Diversity is about empowering people. It makes an organisation effective by capitalising on all the strengths of each employee. It is not the Employment Equity Opportunities or Affirmative Action. These are laws and policies. While on the other hand, diversity is trying to understand, valuing and using differences in every person.
Simply enforcing government regulations will not get you to be the best. To obtain that competitive edge you need to create work teams by using the full potential of every individual. Teams are much more than a group. A group is a collection of individuals where each person is working towards his or her own goal, while a team is a collection of individuals working towards a common team goal or vision. This helps to create a synergy effect with teams… that is one plus one equals more than one. An individual, acting alone, can accomplish much; but a group of people acting together in a unified force can accomplish great wonders. This is because team members understand each other and support each other. Their main goal is to see the team accomplish its mission. Personal agendas do not get in the way of team agendas. Personal agendas are a huge waste upon an organisation’s resources because they do not support its goals. By using the synergy effect of teams you create a competitive advantage over other organisations that are using people acting alone. You are getting more for your efforts!
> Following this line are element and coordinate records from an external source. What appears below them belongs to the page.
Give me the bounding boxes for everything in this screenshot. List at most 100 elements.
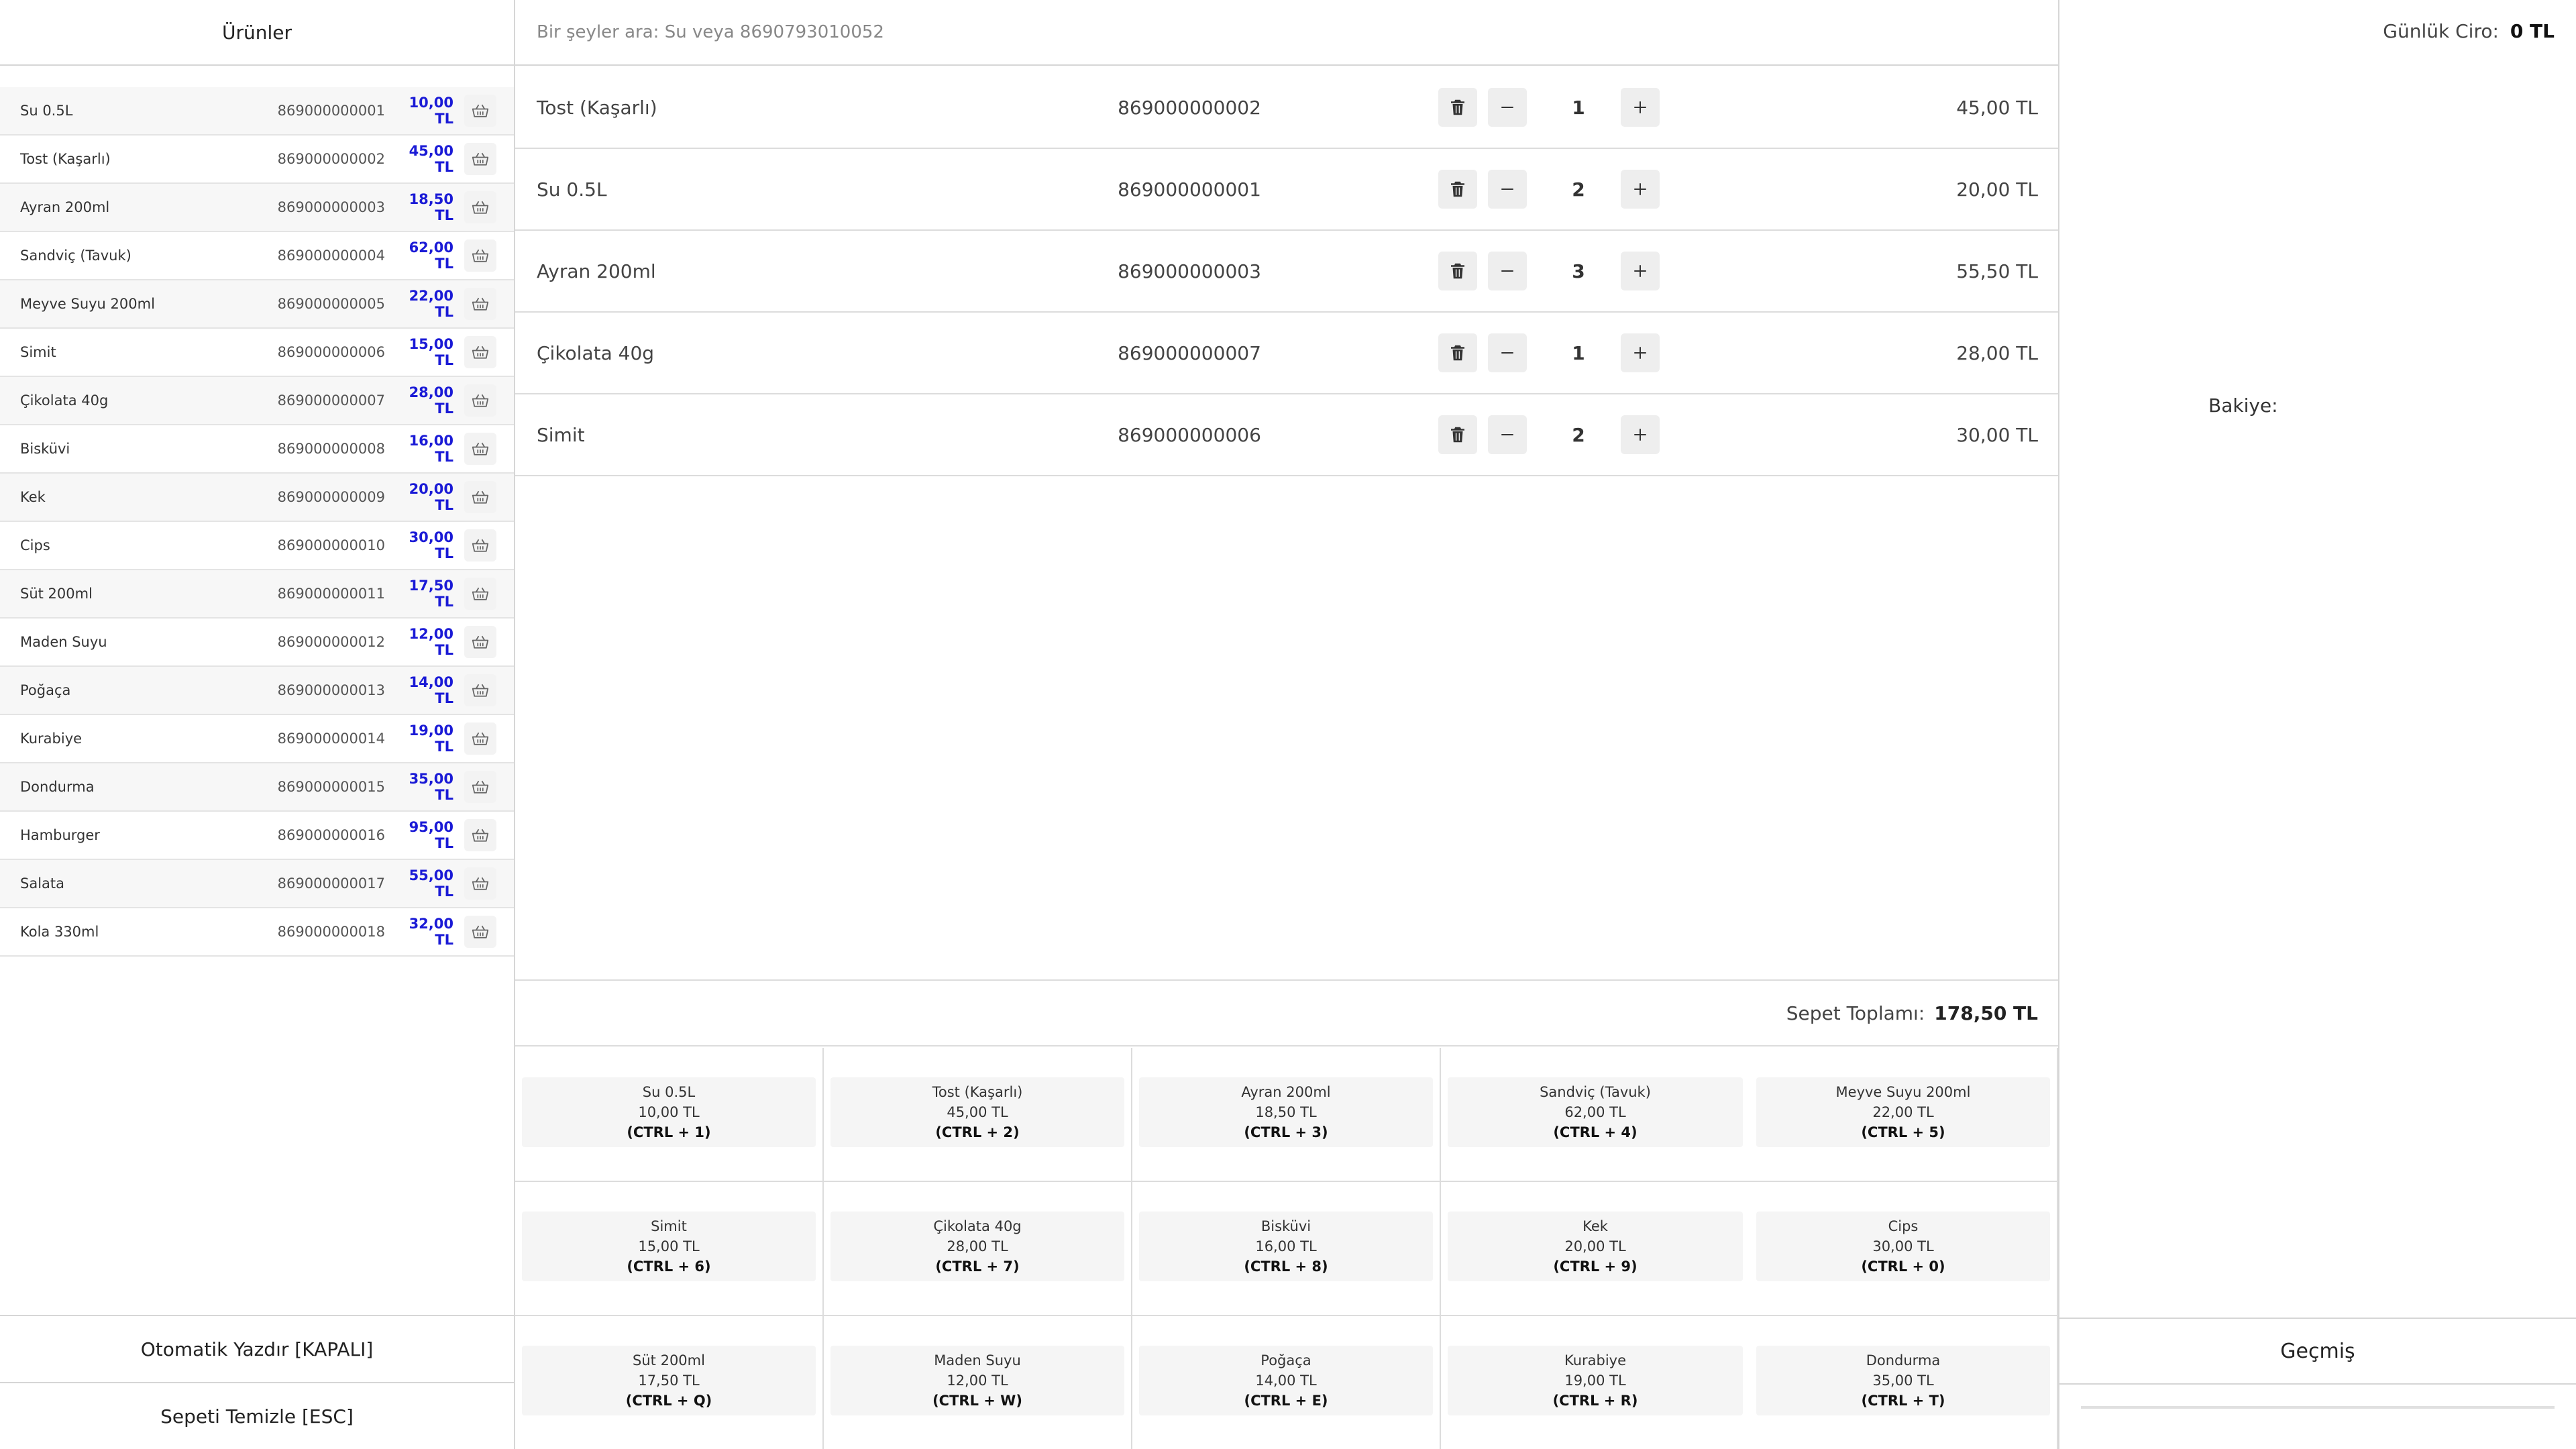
add-to-cart-button[interactable] <box>464 819 496 851</box>
add-to-cart-button[interactable] <box>464 95 496 127</box>
product-row[interactable]: Kola 330ml 869000000018 32,00 TL <box>0 908 514 957</box>
product-barcode: 869000000001 <box>277 103 385 119</box>
quick-add-button[interactable]: Poğaça 14,00 TL (CTRL + E) <box>1139 1346 1433 1415</box>
product-row[interactable]: Ayran 200ml 869000000003 18,50 TL <box>0 184 514 232</box>
quick-add-button[interactable]: Sandviç (Tavuk) 62,00 TL (CTRL + 4) <box>1448 1077 1743 1147</box>
add-to-cart-button[interactable] <box>464 384 496 417</box>
quick-add-price: 19,00 TL <box>1564 1373 1626 1389</box>
quick-add-cell: Çikolata 40g 28,00 TL (CTRL + 7) <box>824 1182 1132 1316</box>
quick-add-button[interactable]: Bisküvi 16,00 TL (CTRL + 8) <box>1139 1212 1433 1281</box>
quick-add-price: 17,50 TL <box>638 1373 700 1389</box>
product-row[interactable]: Sandviç (Tavuk) 869000000004 62,00 TL <box>0 232 514 280</box>
add-to-cart-button[interactable] <box>464 771 496 803</box>
product-row[interactable]: Cips 869000000010 30,00 TL <box>0 522 514 570</box>
quick-add-button[interactable]: Simit 15,00 TL (CTRL + 6) <box>522 1212 816 1281</box>
product-row[interactable]: Tost (Kaşarlı) 869000000002 45,00 TL <box>0 136 514 184</box>
quick-add-price: 20,00 TL <box>1564 1238 1626 1254</box>
quick-add-button[interactable]: Ayran 200ml 18,50 TL (CTRL + 3) <box>1139 1077 1433 1147</box>
cart-item-name: Tost (Kaşarlı) <box>537 96 657 119</box>
quick-add-button[interactable]: Kek 20,00 TL (CTRL + 9) <box>1448 1212 1743 1281</box>
search-input[interactable] <box>537 22 2058 42</box>
increase-qty-button[interactable] <box>1621 88 1660 127</box>
product-row[interactable]: Poğaça 869000000013 14,00 TL <box>0 667 514 715</box>
increase-qty-button[interactable] <box>1621 170 1660 209</box>
quick-add-cell: Meyve Suyu 200ml 22,00 TL (CTRL + 5) <box>1750 1048 2058 1182</box>
product-row[interactable]: Kurabiye 869000000014 19,00 TL <box>0 715 514 763</box>
product-price: 28,00 TL <box>409 384 453 417</box>
add-to-cart-button[interactable] <box>464 674 496 706</box>
add-to-cart-button[interactable] <box>464 529 496 561</box>
product-row[interactable]: Hamburger 869000000016 95,00 TL <box>0 812 514 860</box>
add-to-cart-button[interactable] <box>464 916 496 948</box>
quick-add-shortcut: (CTRL + 0) <box>1861 1258 1945 1275</box>
product-row[interactable]: Kek 869000000009 20,00 TL <box>0 474 514 522</box>
product-name: Kek <box>20 489 46 505</box>
cart-item-total: 28,00 TL <box>1956 341 2038 364</box>
add-to-cart-button[interactable] <box>464 336 496 368</box>
product-row[interactable]: Çikolata 40g 869000000007 28,00 TL <box>0 377 514 425</box>
quick-add-shortcut: (CTRL + 7) <box>935 1258 1020 1275</box>
add-to-cart-button[interactable] <box>464 288 496 320</box>
add-to-cart-button[interactable] <box>464 867 496 900</box>
remove-item-button[interactable] <box>1438 415 1477 454</box>
cart-item-qty: 2 <box>1572 178 1585 201</box>
basket-icon <box>472 732 489 745</box>
product-name: Salata <box>20 875 65 892</box>
history-button[interactable]: Geçmiş <box>2059 1318 2576 1385</box>
increase-qty-button[interactable] <box>1621 252 1660 290</box>
product-row[interactable]: Maden Suyu 869000000012 12,00 TL <box>0 619 514 667</box>
cart-item-barcode: 869000000001 <box>1118 178 1261 201</box>
decrease-qty-button[interactable] <box>1488 415 1527 454</box>
product-name: Çikolata 40g <box>20 392 109 409</box>
quick-add-cell: Süt 200ml 17,50 TL (CTRL + Q) <box>515 1316 824 1449</box>
quick-add-button[interactable]: Tost (Kaşarlı) 45,00 TL (CTRL + 2) <box>830 1077 1124 1147</box>
quick-add-button[interactable]: Dondurma 35,00 TL (CTRL + T) <box>1756 1346 2050 1415</box>
product-price: 16,00 TL <box>409 433 453 465</box>
decrease-qty-button[interactable] <box>1488 252 1527 290</box>
increase-qty-button[interactable] <box>1621 415 1660 454</box>
quick-add-button[interactable]: Su 0.5L 10,00 TL (CTRL + 1) <box>522 1077 816 1147</box>
add-to-cart-button[interactable] <box>464 722 496 755</box>
quick-add-shortcut: (CTRL + 6) <box>627 1258 711 1275</box>
remove-item-button[interactable] <box>1438 88 1477 127</box>
add-to-cart-button[interactable] <box>464 239 496 272</box>
quick-add-button[interactable]: Maden Suyu 12,00 TL (CTRL + W) <box>830 1346 1124 1415</box>
quick-add-button[interactable]: Cips 30,00 TL (CTRL + 0) <box>1756 1212 2050 1281</box>
remove-item-button[interactable] <box>1438 170 1477 209</box>
product-row[interactable]: Meyve Suyu 200ml 869000000005 22,00 TL <box>0 280 514 329</box>
auto-print-toggle-button[interactable]: Otomatik Yazdır [KAPALI] <box>0 1315 514 1382</box>
quick-add-button[interactable]: Kurabiye 19,00 TL (CTRL + R) <box>1448 1346 1743 1415</box>
add-to-cart-button[interactable] <box>464 578 496 610</box>
add-to-cart-button[interactable] <box>464 433 496 465</box>
product-row[interactable]: Su 0.5L 869000000001 10,00 TL <box>0 87 514 136</box>
quick-add-button[interactable]: Çikolata 40g 28,00 TL (CTRL + 7) <box>830 1212 1124 1281</box>
remove-item-button[interactable] <box>1438 333 1477 372</box>
product-row[interactable]: Simit 869000000006 15,00 TL <box>0 329 514 377</box>
quick-add-shortcut: (CTRL + 5) <box>1861 1124 1945 1140</box>
product-row[interactable]: Süt 200ml 869000000011 17,50 TL <box>0 570 514 619</box>
product-row[interactable]: Dondurma 869000000015 35,00 TL <box>0 763 514 812</box>
quick-add-shortcut: (CTRL + Q) <box>625 1393 712 1409</box>
cart-item-total: 30,00 TL <box>1956 423 2038 446</box>
add-to-cart-button[interactable] <box>464 481 496 513</box>
add-to-cart-button[interactable] <box>464 143 496 175</box>
quick-add-shortcut: (CTRL + E) <box>1244 1393 1328 1409</box>
quick-add-grid: Su 0.5L 10,00 TL (CTRL + 1) Tost (Kaşarl… <box>515 1048 2058 1449</box>
cart-total-value: 178,50 TL <box>1934 1002 2038 1024</box>
add-to-cart-button[interactable] <box>464 191 496 223</box>
product-row[interactable]: Bisküvi 869000000008 16,00 TL <box>0 425 514 474</box>
decrease-qty-button[interactable] <box>1488 88 1527 127</box>
decrease-qty-button[interactable] <box>1488 170 1527 209</box>
quick-add-button[interactable]: Süt 200ml 17,50 TL (CTRL + Q) <box>522 1346 816 1415</box>
quick-add-button[interactable]: Meyve Suyu 200ml 22,00 TL (CTRL + 5) <box>1756 1077 2050 1147</box>
decrease-qty-button[interactable] <box>1488 333 1527 372</box>
history-divider <box>2081 1406 2555 1409</box>
increase-qty-button[interactable] <box>1621 333 1660 372</box>
add-to-cart-button[interactable] <box>464 626 496 658</box>
quick-add-price: 16,00 TL <box>1255 1238 1317 1254</box>
quick-add-price: 30,00 TL <box>1872 1238 1934 1254</box>
products-header: Ürünler <box>0 0 514 66</box>
product-row[interactable]: Salata 869000000017 55,00 TL <box>0 860 514 908</box>
clear-cart-button[interactable]: Sepeti Temizle [ESC] <box>0 1382 514 1449</box>
remove-item-button[interactable] <box>1438 252 1477 290</box>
If team members do not accept others for what they are, they will not be able to use the abilities of others to fill in their weak areas. Hence, the team effort will fail. Their only goal becomes the ones on their personal agendas … to make them as an individual look good while ignoring the needs of the team and the organisation.
Embracing diversity is the first item for a leader to consider in building effective teams. Every team building theory states that to build a great team, there must be a diverse group of people on the team, that is, you must avoid choosing people who are only like you.
Diversity is what builds a team … a team will not be built if every member of the team does not embrace diversity.
Our bias and prejudice are deeply rooted within us. From the moment we are born, we learn about our environment, the world, and ourselves. Families, friends, peers, books, teachers, idols and others influence us on what is right and what is wrong. These early learnings are deeply rooted within us and shape our perceptions about how we view things and how we respond to them. What we learn and experience gives us our subjective point of view known as bias. Our biases serve as filtering devices that allow us to make sense of new information and experiences based on what we already know.
Many of our biases are good as they allow us to assume that something is true without proof. Otherwise, we would have to start learning anew on everything that we do. But, if we allow our bias to shade our perceptions of what people are capable of, then the bias is harmful. We start prejudging others on what we think that they cannot do. When people communicate, they also use these biases or filters. For example, if you know a person as a heavy drinker and the person tells you he was in a fight last night, then you may draw the picture of the person in a bar-room brawl.
On the other hand, if you know the person as a boxer and he told you the same thing, then you would probably visualise the person in the boxing ring. Where these biases become destructive is when we prejudge others.
Simply giving a class on diversity will not erase these biases. Indeed, even the best training will not erase most of these deeply rooted beliefs. Training can only help us to become aware of them so that we can make a conscious effort to change.
Embracing diversity is more than tolerating people who are different. It means actively welcoming and involving them. Developing an atmosphere in which it is safe for all employees to be different, asking for help if needed, etc. People should not be viewed as weak if they ask for help. This is what helps to build great teams – joining weakness with strengths to get the goal accomplished.
Actively seeking information from people from a variety of backgrounds and cultures. Also, including everyone on the problem solving and decision-making process.
Including people who are different from you in informal gatherings such as lunch, coffee breaks and spur of the moment meetings. Creating a team spirit in which every member feels a part of.
Click here to view a video that explains the The Importance of Diversity In The Workplace
Diversity is not only black and white, male and female, homosexual and heterosexual, Jew and Christian, young and old etc.; but the diversity of every individual, slow learner and fast learner, introvert and extrovert, controlling type and people type, scholar and sports –person, liberal and conservative, etc. Although it includes gender and racial differences, it goes beyond that to touch on the fabric of our everyday lives.
This is what leaders need to focus on … helping people to realise that it takes a wide variety of people to become the best and that they need to have the ability to be able to rely on everyone in their team, no matter how different another person may be. An organisation needs controllers, thinkers, dreamers, doers, strategisers, analysers, organisers and team builders to reach the goals that make an organisation the best.
Organisations need an extremely diverse group of people on each and every team. Most organisations picture diversity in very limited terms. The essence of diversity should NOT be to picture diversity as race, religion, sex, age; but to picture it as the uniqueness that is built into every individual. Only by accepting the uniqueness of others, will people want to help the team as a whole to succeed.
How we tend to categorise people:
It is these characteristics and experiences that make a worker unique. Diversity occurs when we see all these unique characteristics and realise that workers are more valuable because of their differences.